My primary reason for going to Venezuela then was because it was considered much like its more famous neighbor - here comes the connection - Colombia, yet without its violence. That was in 2002, when thinking of traveling in greater Colombia outside of a few designated safe zones was unthinkable. Who wanted to travel to a country to see only 1-2% of the place?
In 2010 the reverse had become the reality. Colombia under President Uribe had churned out eight years of ever-increasing peace, while Venezuela was busy sliding into a black hole. In Venezuela one had to bring in enough cash to cover an entire visit - unless choosing to be subjected to the official exchange rate of 2-1. The black market supported a more reasonable rate of 6-1, an ominous sign of the pervading lack of reality in the latest epoch of Chávez.
Meanwhile in relatively safer Ecuador, that ecotourism stalwart a hair to the south of both Colombia and Venezuela (all fellow members of the defunct country Nueva Granada, along with Panamá), things too had become considered more sketchy. And this compared to the former land of Pablo Escobar! (That's Colombia.) Wow.
By 2010 a different word was out about Colombia: one could now travel freely about virtually the entire country without particular fear. My head had poked up to this a few times in the previous year year with the thought. Finally the country was ready for the likes of me! Yes, I was long overdue to tread its coffee-infused grounds. Hmmm... that doesn't sound very nice.
Anywho! I was going to Colombia, and bully for that! I was truly excited to (however belatedly) get rolling into this last major Spanish-speaking country that had eluded me so long. Argentina, Bolivia, Chile, Ecuador, Mexico, Perú, Spain, Venezuela... even Uruguay, Costa Rica, and Panamá - they all knew my distinctive smell.
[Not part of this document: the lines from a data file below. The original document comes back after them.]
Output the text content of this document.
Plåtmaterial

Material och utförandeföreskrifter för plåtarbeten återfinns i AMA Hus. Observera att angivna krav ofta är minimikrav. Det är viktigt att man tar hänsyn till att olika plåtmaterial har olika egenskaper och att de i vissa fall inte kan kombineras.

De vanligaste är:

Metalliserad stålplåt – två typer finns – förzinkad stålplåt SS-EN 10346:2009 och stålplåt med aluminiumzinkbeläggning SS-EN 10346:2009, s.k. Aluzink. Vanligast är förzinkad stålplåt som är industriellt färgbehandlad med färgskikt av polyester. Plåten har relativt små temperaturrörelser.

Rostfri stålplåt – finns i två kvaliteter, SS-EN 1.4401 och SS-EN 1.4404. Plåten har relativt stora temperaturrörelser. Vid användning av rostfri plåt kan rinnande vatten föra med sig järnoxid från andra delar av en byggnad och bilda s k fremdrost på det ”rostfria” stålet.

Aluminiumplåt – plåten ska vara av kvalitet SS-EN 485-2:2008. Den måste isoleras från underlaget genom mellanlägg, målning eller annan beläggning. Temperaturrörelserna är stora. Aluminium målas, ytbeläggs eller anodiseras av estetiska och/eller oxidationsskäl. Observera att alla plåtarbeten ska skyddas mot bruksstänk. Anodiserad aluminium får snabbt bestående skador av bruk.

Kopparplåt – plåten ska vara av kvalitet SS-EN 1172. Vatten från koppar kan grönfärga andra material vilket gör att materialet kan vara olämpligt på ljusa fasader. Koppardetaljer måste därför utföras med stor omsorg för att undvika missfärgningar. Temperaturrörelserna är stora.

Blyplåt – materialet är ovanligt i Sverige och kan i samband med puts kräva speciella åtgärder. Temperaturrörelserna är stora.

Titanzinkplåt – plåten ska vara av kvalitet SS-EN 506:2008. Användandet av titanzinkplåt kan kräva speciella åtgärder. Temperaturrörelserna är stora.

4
But not Colombia, the poor bastards - although they really should've, and now the wait was over!
What a country! Straddling the Pacific Ocean and the Caribbean Sea, it hosts the tail end split of the Andes. Topography would figure largely, of course. And with 1% of the Earth's landmass, plus 10% of its biodiversity, flora and fauna would no doubt be impressive. But wait, there's more: this land was a notable hotbed of numerous indigenous musics such as cumbia and vallenato, not to mention an omnipresent pop force called Shakira. Yep, yep, yep! I had long felt that Colombia held its own in the upper echelon of Latin America's music strongholds (joining my other favorites of Cuba, Mexico, and Argentina): now I'd hear it all up close and personal like. With the musical note always a high draw in my trumpet-ridden reptilian brain, now I just needed to actually enter the magical place.
This would turn out to be a series of hiccups and burps, unfortunately - but nothing insurmountable. I'd at least start with great luck in buying a oneway ticket to Bogotá from Phoenix - that'd only set me back $225 or so. Cheeeeeeap! Unfortunately, that would be the only highlight in my approach by air. It'd turn out that some long layovers in a couple of cities (who shall remain unmentioned, D. and A.!) would find me in Ft. Lauderdale just as the Avianca (Colombian airline) gate had closed.
That was my final flight in the series, to Bogotá. It didn't make much sense to me, being some two hours early to the gate after all, but nothing but nothing would change the course of bureaucracy. That would see me cooling my heels at their deserted counter and awaiting a backup plan. Crap!
Luckily, I soon had one. A fortuitous checkin with American Airlines led me to a friendly agent, a gem of a human being who took over my fiasco. He quickly booked me on an early flight for the morning, taking responsibility as Avianca's partner that Avianca had no interest in. While at it he put me up in Miami's airport hotel for the night, then included transportation between the cities' airports. He finally went so far as to create a fake onward ticket from Colombia.
This last item would hopefully deter any questions Colombian customs agents might enjoy asking: Colombian law stipulated that one must arrive with exit flights already arranged. This was not a serendipidous detail for a one-way traveler such as I, but I had been ignoring it only at my risk. Now all was set, only leaving the niggling reality of sharing a long cab through traffic to get to Miami. That would go well, though, with a spliff-offering Jamaican and an attractive event-coordinating blonde from Chicago to provide me ample company. All was now done but the doing: "Colombia, I'm STILL on my way!" I shouted in a rather loud interior voice.